The Rubber Band Problem
Imagine pushing pins into a board at random positions, then stretching a rubber band around all of them. The shape it forms is the convex hull — the tightest convex boundary enclosing every point. This intuitive operation is one of the most fundamental problems in computational geometry, appearing as a subroutine in collision detection, image processing, and geographic analysis.
Gift-Wrapping: The Intuitive Algorithm
The Jarvis march (1973) mimics wrapping a gift: start at the leftmost point, then repeatedly pivot to the point making the smallest angle. Each step finds one hull vertex by scanning all points, taking O(n) time per vertex and O(nh) total. When h is small (few hull vertices), this is efficient; when all points are on the hull, it degrades to O(n²).
Graham Scan: Sort and Stack
Ronald Graham's 1972 algorithm takes a different approach: sort all points by polar angle, then process them in order using a stack.

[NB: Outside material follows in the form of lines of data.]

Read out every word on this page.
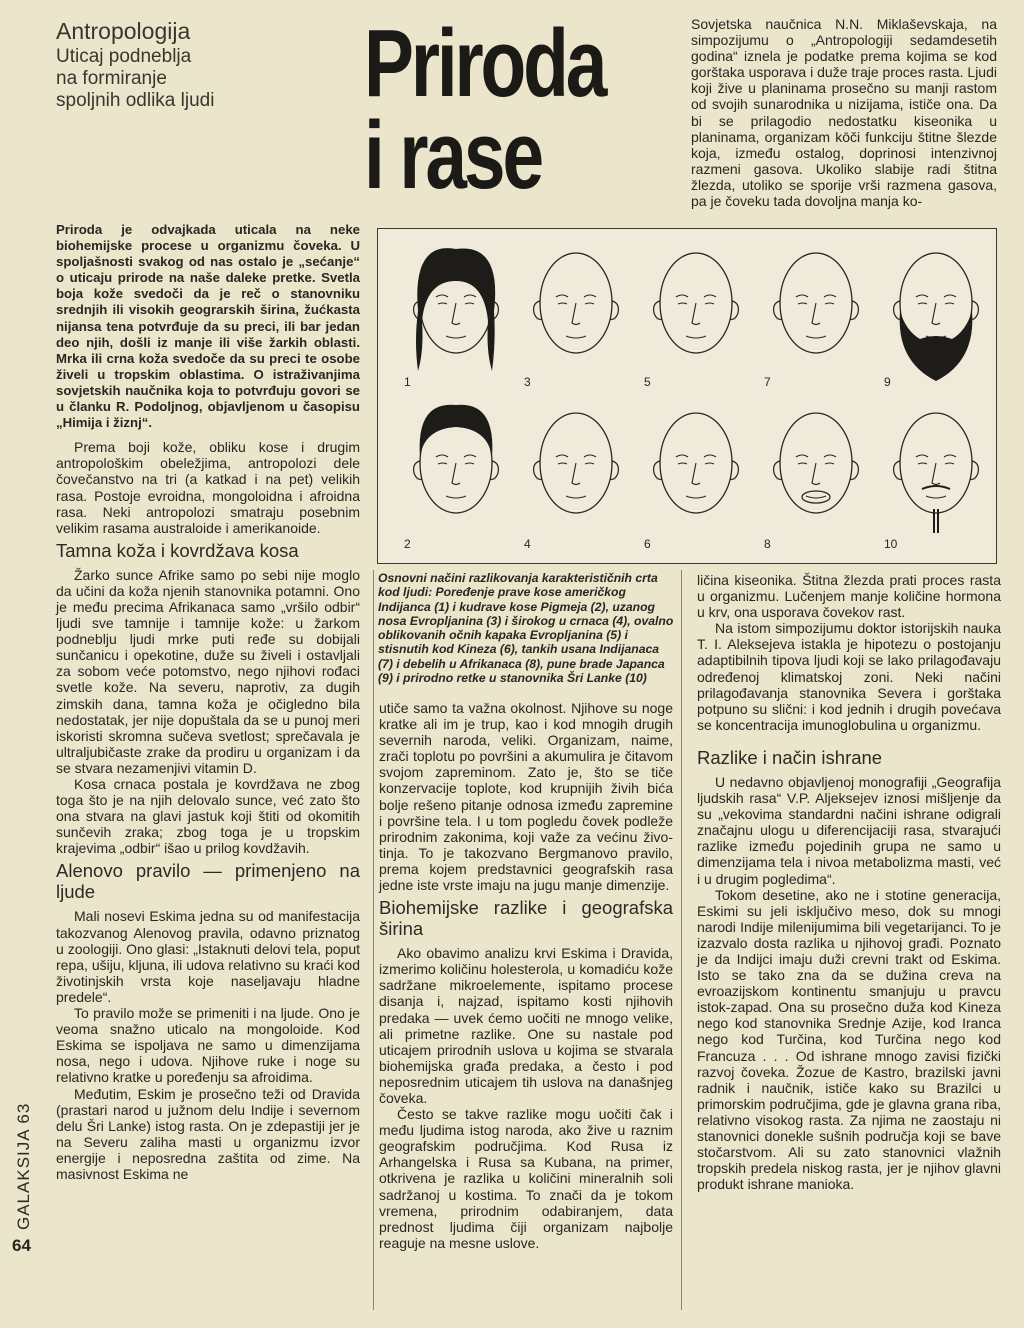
Antropologija
Uticaj podneblja
na formiranje
spoljnih odlika ljudi	Priroda
i rase

Sovjetska naučnica N.N. Miklaševskaja, na simpozijumu o „Antropologiji sedamdesetih godina“ iznela je podatke prema kojima se kod gorštaka usporava i duže traje proces rasta. Ljudi koji žive u planinama prosečno su manji rastom od svojih sunarodnika u nizijama, ističe ona. Da bi se prilagodio nedostatku kiseonika u planinama, organizam kōči funkciju štitne šlezde koja, između ostalog, doprinosi intenzivnoj razmeni gasova. Ukoliko slabije radi štitna žlezda, utoliko se sporije vrši razmena gasova, pa je čoveku tada dovoljna manja ko-

Priroda je odvajkada uticala na neke biohemijske procese u organizmu čoveka. U spoljašnosti svakog od nas ostalo je „sećanje“ o uticaju prirode na naše daleke pretke. Svetla boja kože svedoči da je reč o stanovniku srednjih ili visokih geograrskih širina, žućkasta nijansa tena potvrđuje da su preci, ili bar jedan deo njih, došli iz manje ili više žarkih oblasti. Mrka ili crna koža svedoče da su preci te osobe živeli u tropskim oblastima. O istraživanjima sovjetskih naučnika koja to potvrđuju govori se u članku R. Podoljnog, objavljenom u časopisu „Himija i žiznj“.

Prema boji kože, obliku kose i drugim antropološkim obeležjima, antropolozi dele čovečanstvo na tri (a katkad i na pet) velikih rasa. Postoje evroidna, mongoloidna i afroidna rasa. Neki antropolozi smatraju posebnim velikim rasama australoide i amerikanoide.

Tamna koža i kovrdžava kosa

Žarko sunce Afrike samo po sebi nije moglo da učini da koža njenih stanovnika potamni. Ono je među precima Afrikanaca samo „vršilo odbir“ ljudi sve tamnije i tamnije kože: u žarkom podneblju ljudi mrke puti ređe su dobijali sunčanicu i opekotine, duže su živeli i ostavljali za sobom veće potomstvo, nego njihovi rođaci svetle kože. Na severu, naprotiv, za dugih zimskih dana, tamna koža je očigledno bila nedostatak, jer nije dopuštala da se u punoj meri iskoristi skromna sučeva svetlost; sprečavala je ultraljubičaste zrake da prodiru u organizam i da se stvara nezamenjivi vitamin D.

Kosa crnaca postala je kovrdžava ne zbog toga što je na njih delovalo sunce, već zato što ona stvara na glavi jastuk koji štiti od okomitih sunčevih zraka; zbog toga je u tropskim krajevima „odbir“ išao u prilog kovdžavih.

Alenovo pravilo — primenjeno na ljude

Mali nosevi Eskima jedna su od manifestacija takozvanog Alenovog pravila, odavno priznatog u zoologiji. Ono glasi: „Istaknuti delovi tela, poput repa, ušiju, kljuna, ili udova relativno su kraći kod životinjskih vrsta koje naseljavaju hladne predele“.

To pravilo može se primeniti i na ljude. Ono je veoma snažno uticalo na mongoloide. Kod Eskima se ispoljava ne samo u dimenzijama nosa, nego i udova. Njihove ruke i noge su relativno kratke u poređenju sa afroidima.

Međutim, Eskim je prosečno teži od Dravida (prastari narod u južnom delu Indije i severnom delu Šri Lanke) istog rasta. On je zdepastiji jer je na Severu zaliha masti u organizmu izvor energije i neposredna zaštita od zime. Na masivnost Eskima ne

1	3	5	7	9
2	4	6	8	10
Osnovni načini razlikovanja karakterističnih crta kod ljudi: Poređenje prave kose američkog Indijanca (1) i kudrave kose Pigmeja (2), uzanog nosa Evropljanina (3) i širokog u crnaca (4), ovalno oblikovanih očnih kapaka Evropljanina (5) i stisnutih kod Kineza (6), tankih usana Indijanaca (7) i debelih u Afrikanaca (8), pune brade Japanca (9) i prirodno retke u stanovnika Šri Lanke (10)

utiče samo ta važna okolnost. Njihove su noge kratke ali im je trup, kao i kod mnogih drugih severnih naroda, veliki. Organizam, naime, zrači toplotu po površini a akumulira je čitavom svojom zapreminom. Zato je, što se tiče konzervacije toplote, kod krupnijih živih bića bolje rešeno pitanje odnosa između zapremine i površine tela. I u tom pogledu čovek podleže prirodnim zakonima, koji važe za većinu životinja. To je takozvano Bergmanovo pravilo, prema kojem predstavnici geografskih rasa jedne iste vrste imaju na jugu manje dimenzije.

Biohemijske razlike i geografska širina

Ako obavimo analizu krvi Eskima i Dravida, izmerimo količinu holesterola, u komadiću kože sadržane mikroelemente, ispitamo procese disanja i, najzad, ispitamo kosti njihovih predaka — uvek ćemo uočiti ne mnogo velike, ali primetne razlike. One su nastale pod uticajem prirodnih uslova u kojima se stvarala biohemijska građa predaka, a često i pod neposrednim uticajem tih uslova na današnjeg čoveka.

Često se takve razlike mogu uočiti čak i među ljudima istog naroda, ako žive u raznim geografskim područjima. Kod Rusa iz Arhangelska i Rusa sa Kubana, na primer, otkrivena je razlika u količini mineralnih soli sadržanoj u kostima. To znači da je tokom vremena, prirodnim odabiranjem, data prednost ljudima čiji organizam najbolje reaguje na mesne uslove.

ličina kiseonika. Štitna žlezda prati proces rasta u organizmu. Lučenjem manje količine hormona u krv, ona usporava čovekov rast.

Na istom simpozijumu doktor istorijskih nauka T. I. Aleksejeva istakla je hipotezu o postojanju adaptibilnih tipova ljudi koji se lako prilagođavaju određenoj klimatskoj zoni. Neki načini prilagođavanja stanovnika Severa i gorštaka potpuno su slični: i kod jednih i drugih povećava se koncentracija imunoglobulina u organizmu.

Razlike i način ishrane

U nedavno objavljenoj monografiji „Geografija ljudskih rasa“ V.P. Aljeksejev iznosi mišljenje da su „vekovima standardni načini ishrane odigrali značajnu ulogu u diferencijaciji rasa, stvarajući razlike između pojedinih grupa ne samo u dimenzijama tela i nivoa metabolizma masti, već i u drugim pogledima“.

Tokom desetine, ako ne i stotine generacija, Eskimi su jeli isključivo meso, dok su mnogi narodi Indije milenijumima bili vegetarijanci. To je izazvalo dosta razlika u njihovoj građi. Poznato je da Indijci imaju duži crevni trakt od Eskima. Isto se tako zna da se dužina creva na evroazijskom kontinentu smanjuju u pravcu istok-zapad. Ona su prosečno duža kod Kineza nego kod stanovnika Srednje Azije, kod Iranca nego kod Turčina, kod Turčina nego kod Francuza . . . Od ishrane mnogo zavisi fizički razvoj čoveka. Žozue de Kastro, brazilski javni radnik i naučnik, ističe kako su Brazilci u primorskim područjima, gde je glavna grana riba, relativno visokog rasta. Za njima ne zaostaju ni stanovnici donekle sušnih područja koji se bave stočarstvom. Ali su zato stanovnici vlažnih tropskih predela niskog rasta, jer je njihov glavni produkt ishrane manioka.

GALAKSIJA 63
64
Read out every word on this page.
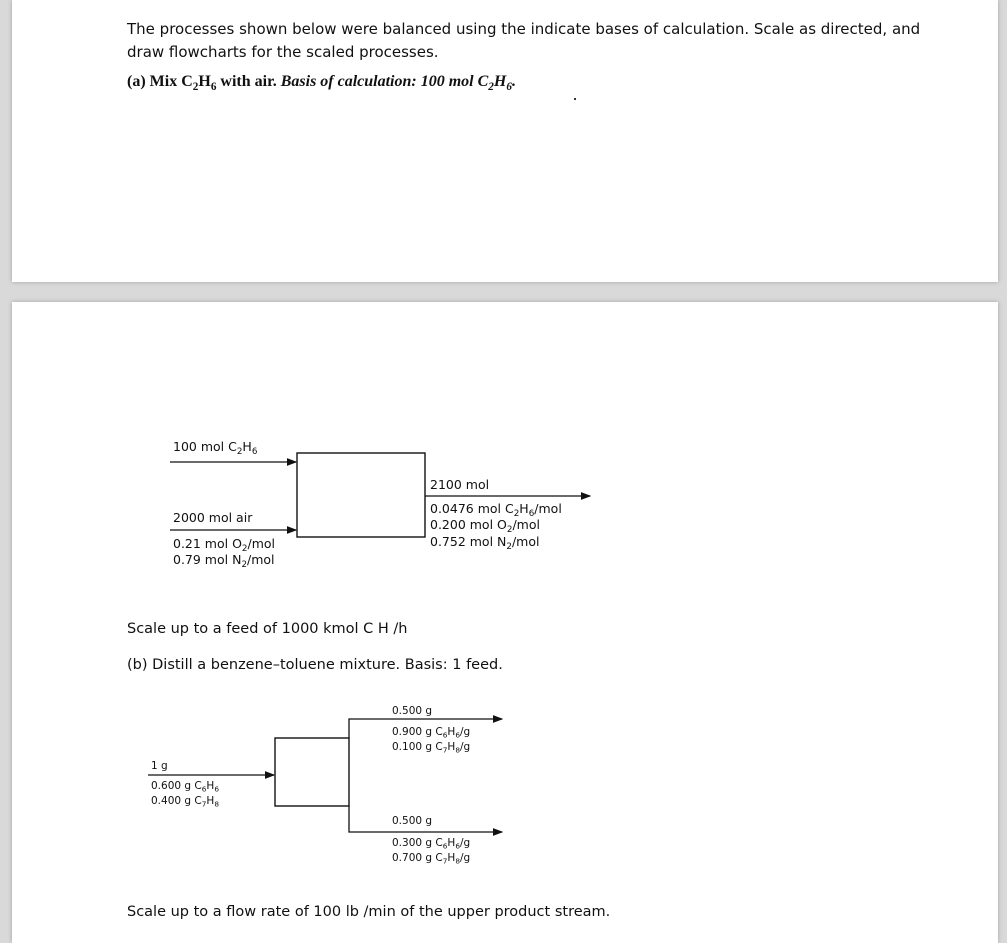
The processes shown below were balanced using the indicate bases of calculation. Scale as directed, and draw flowcharts for the scaled processes.

(a) Mix $C_2H_6$ with air. Basis of calculation: 100 mol $C_2H_6$.

100 mol $C_2H_6$
2000 mol air
0.21 mol $O_2$/mol
0.79 mol $N_2$/mol
2100 mol
0.0476 mol $C_2H_6$/mol
0.200 mol $O_2$/mol
0.752 mol $N_2$/mol

Scale up to a feed of 1000 kmol C H /h

(b) Distill a benzene–toluene mixture. Basis: 1 feed.

1 g
0.600 g $C_6H_6$
0.400 g $C_7H_8$
0.500 g
0.900 g $C_6H_6/g$
0.100 g $C_7H_8/g$
0.500 g
0.300 g $C_6H_6/g$
0.700 g $C_7H_8/g$

Scale up to a flow rate of 100 lb /min of the upper product stream.
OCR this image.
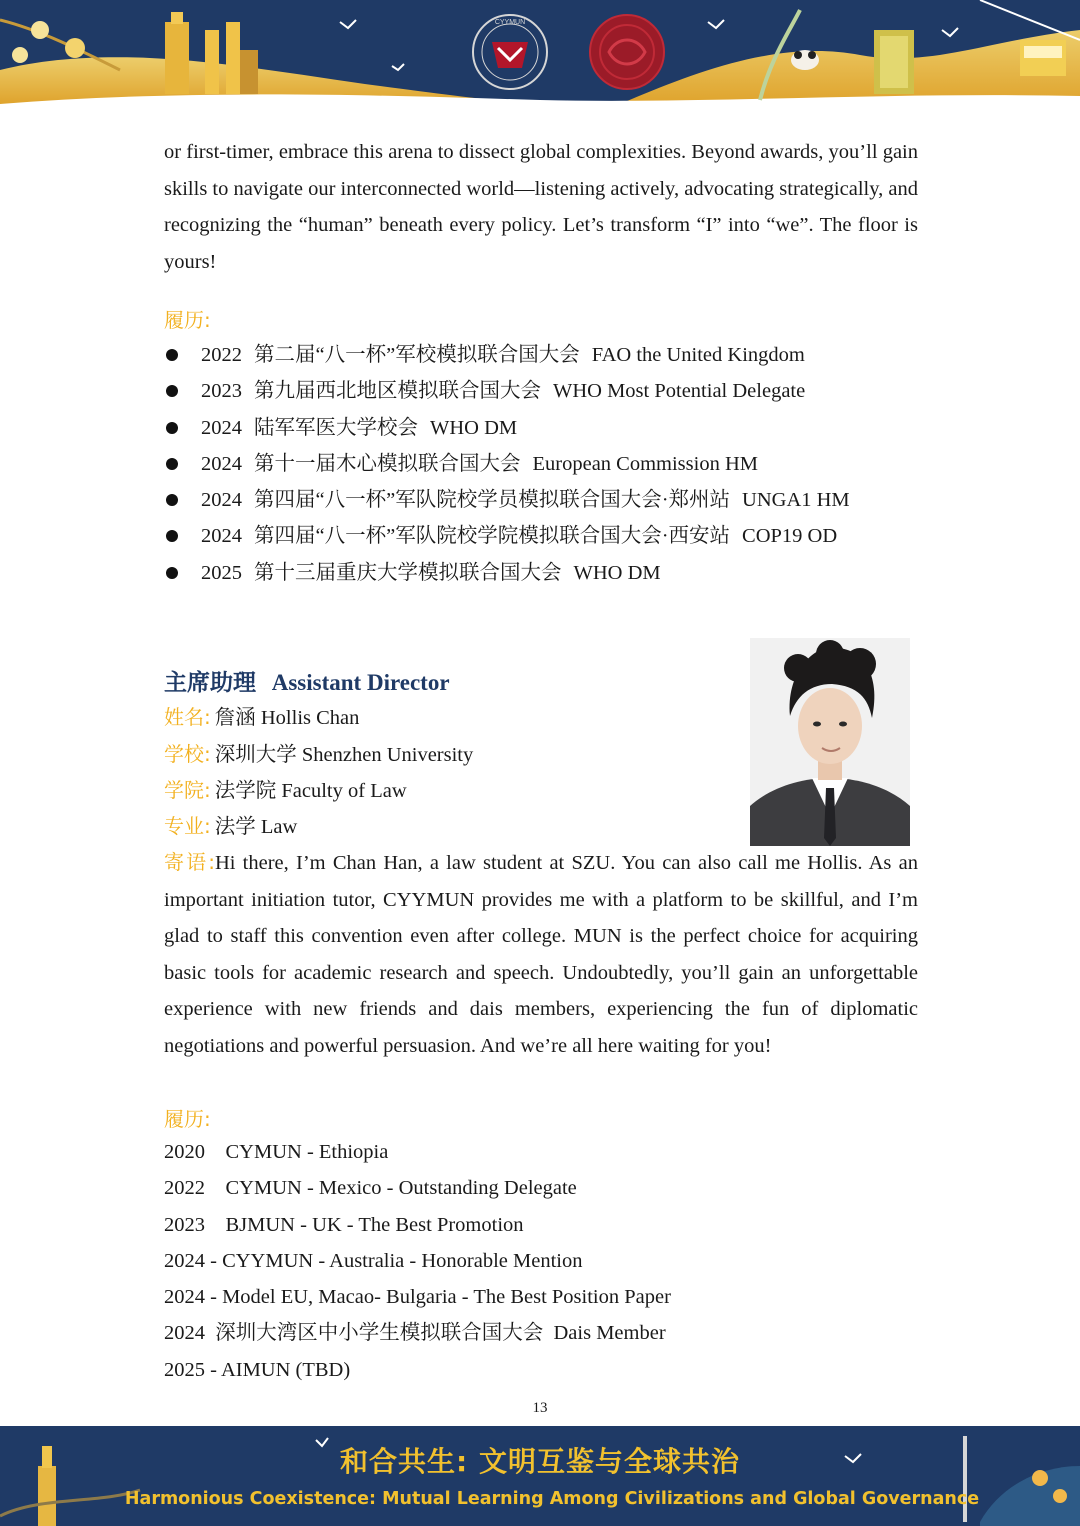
CYYMUN

or first-timer, embrace this arena to dissect global complexities. Beyond awards, you’ll gain skills to navigate our interconnected world—listening actively, advocating strategically, and recognizing the “human” beneath every policy. Let’s transform “I” into “we”. The floor is yours!

履历:
2022 第二届“八一杯”军校模拟联合国大会 FAO the United Kingdom
2023 第九届西北地区模拟联合国大会 WHO Most Potential Delegate
2024 陆军军医大学校会 WHO DM
2024 第十一届木心模拟联合国大会 European Commission HM
2024 第四届“八一杯”军队院校学员模拟联合国大会·郑州站 UNGA1 HM
2024 第四届“八一杯”军队院校学院模拟联合国大会·西安站 COP19 OD
2025 第十三届重庆大学模拟联合国大会 WHO DM
主席助理 Assistant Director
姓名: 詹涵 Hollis Chan
学校: 深圳大学 Shenzhen University
学院: 法学院 Faculty of Law
专业: 法学 Law

寄语:Hi there, I’m Chan Han, a law student at SZU. You can also call me Hollis. As an important initiation tutor, CYYMUN provides me with a platform to be skillful, and I’m glad to staff this convention even after college. MUN is the perfect choice for acquiring basic tools for academic research and speech. Undoubtedly, you’ll gain an unforgettable experience with new friends and dais members, experiencing the fun of diplomatic negotiations and powerful persuasion. And we’re all here waiting for you!

履历:
2020    CYMUN - Ethiopia
2022    CYMUN - Mexico - Outstanding Delegate
2023    BJMUN - UK - The Best Promotion
2024 - CYYMUN - Australia - Honorable Mention
2024 - Model EU, Macao- Bulgaria - The Best Position Paper
2024  深圳大湾区中小学生模拟联合国大会  Dais Member
2025 - AIMUN (TBD)
13
和合共生: 文明互鉴与全球共治
Harmonious Coexistence: Mutual Learning Among Civilizations and Global Governance
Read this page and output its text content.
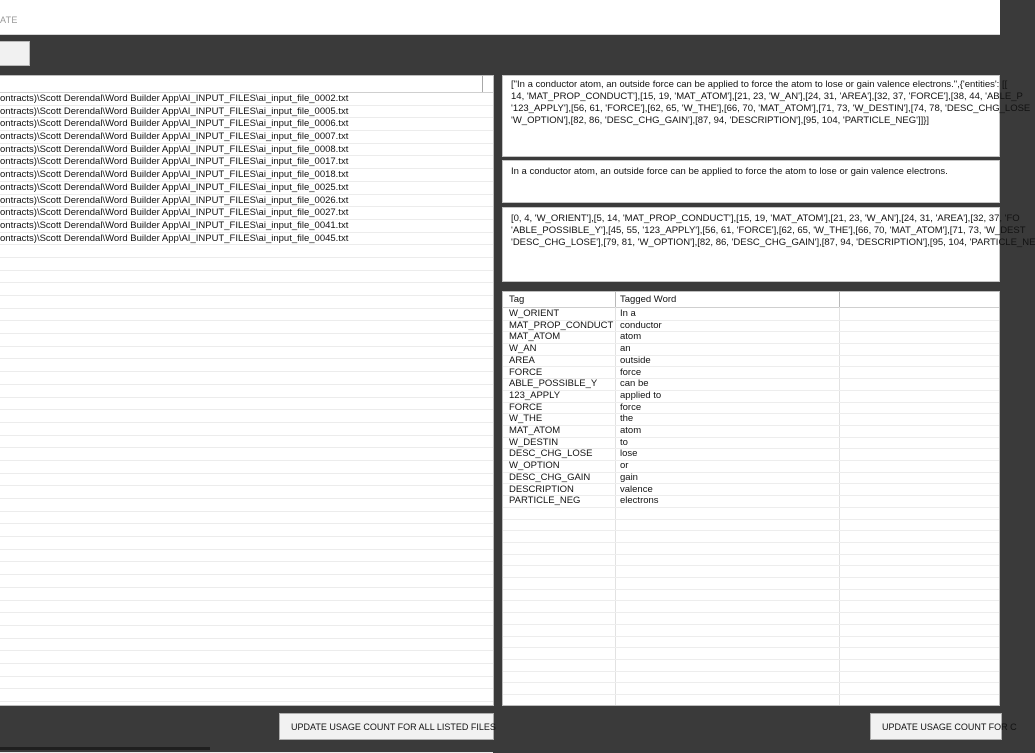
ATE
ontracts)\Scott Derendal\Word Builder App\AI_INPUT_FILES\ai_input_file_0002.txt
ontracts)\Scott Derendal\Word Builder App\AI_INPUT_FILES\ai_input_file_0005.txt
ontracts)\Scott Derendal\Word Builder App\AI_INPUT_FILES\ai_input_file_0006.txt
ontracts)\Scott Derendal\Word Builder App\AI_INPUT_FILES\ai_input_file_0007.txt
ontracts)\Scott Derendal\Word Builder App\AI_INPUT_FILES\ai_input_file_0008.txt
ontracts)\Scott Derendal\Word Builder App\AI_INPUT_FILES\ai_input_file_0017.txt
ontracts)\Scott Derendal\Word Builder App\AI_INPUT_FILES\ai_input_file_0018.txt
ontracts)\Scott Derendal\Word Builder App\AI_INPUT_FILES\ai_input_file_0025.txt
ontracts)\Scott Derendal\Word Builder App\AI_INPUT_FILES\ai_input_file_0026.txt
ontracts)\Scott Derendal\Word Builder App\AI_INPUT_FILES\ai_input_file_0027.txt
ontracts)\Scott Derendal\Word Builder App\AI_INPUT_FILES\ai_input_file_0041.txt
ontracts)\Scott Derendal\Word Builder App\AI_INPUT_FILES\ai_input_file_0045.txt
["In a conductor atom, an outside force can be applied to force the atom to lose or gain valence electrons.",{'entities': [[
14, 'MAT_PROP_CONDUCT'],[15, 19, 'MAT_ATOM'],[21, 23, 'W_AN'],[24, 31, 'AREA'],[32, 37, 'FORCE'],[38, 44, 'ABLE_P
'123_APPLY'],[56, 61, 'FORCE'],[62, 65, 'W_THE'],[66, 70, 'MAT_ATOM'],[71, 73, 'W_DESTIN'],[74, 78, 'DESC_CHG_LOSE
'W_OPTION'],[82, 86, 'DESC_CHG_GAIN'],[87, 94, 'DESCRIPTION'],[95, 104, 'PARTICLE_NEG']]}]
In a conductor atom, an outside force can be applied to force the atom to lose or gain valence electrons.
[0, 4, 'W_ORIENT'],[5, 14, 'MAT_PROP_CONDUCT'],[15, 19, 'MAT_ATOM'],[21, 23, 'W_AN'],[24, 31, 'AREA'],[32, 37, 'FO
'ABLE_POSSIBLE_Y'],[45, 55, '123_APPLY'],[56, 61, 'FORCE'],[62, 65, 'W_THE'],[66, 70, 'MAT_ATOM'],[71, 73, 'W_DEST
'DESC_CHG_LOSE'],[79, 81, 'W_OPTION'],[82, 86, 'DESC_CHG_GAIN'],[87, 94, 'DESCRIPTION'],[95, 104, 'PARTICLE_NE
Tag	Tagged Word
W_ORIENT	In a
MAT_PROP_CONDUCT conductor
MAT_ATOM	atom
W_AN	an
AREA	outside
FORCE	force
ABLE_POSSIBLE_Y can be
123_APPLY	applied to
FORCE	force
W_THE	the
MAT_ATOM	atom
W_DESTIN	to
DESC_CHG_LOSE	lose
W_OPTION	or
DESC_CHG_GAIN	gain
DESCRIPTION	valence
PARTICLE_NEG	electrons
UPDATE USAGE COUNT FOR ALL LISTED FILES	UPDATE USAGE COUNT FOR C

Each point either extends the hull (left turn) or triggers backtracking (right turn pops the stack). The stack ensures each point is processed at most twice, giving O(n log n) total — dominated by the initial sort.
Output-Sensitive Optimality
Neither gift-wrapping nor Graham scan is optimal in all cases. Timothy Chan's 1996 algorithm achieves O(n log h) — optimal for every input. It partitions points into groups, runs Graham scan on each group, then gift-wraps the group hulls. This elegant combination exploits the best properties of both predecessors.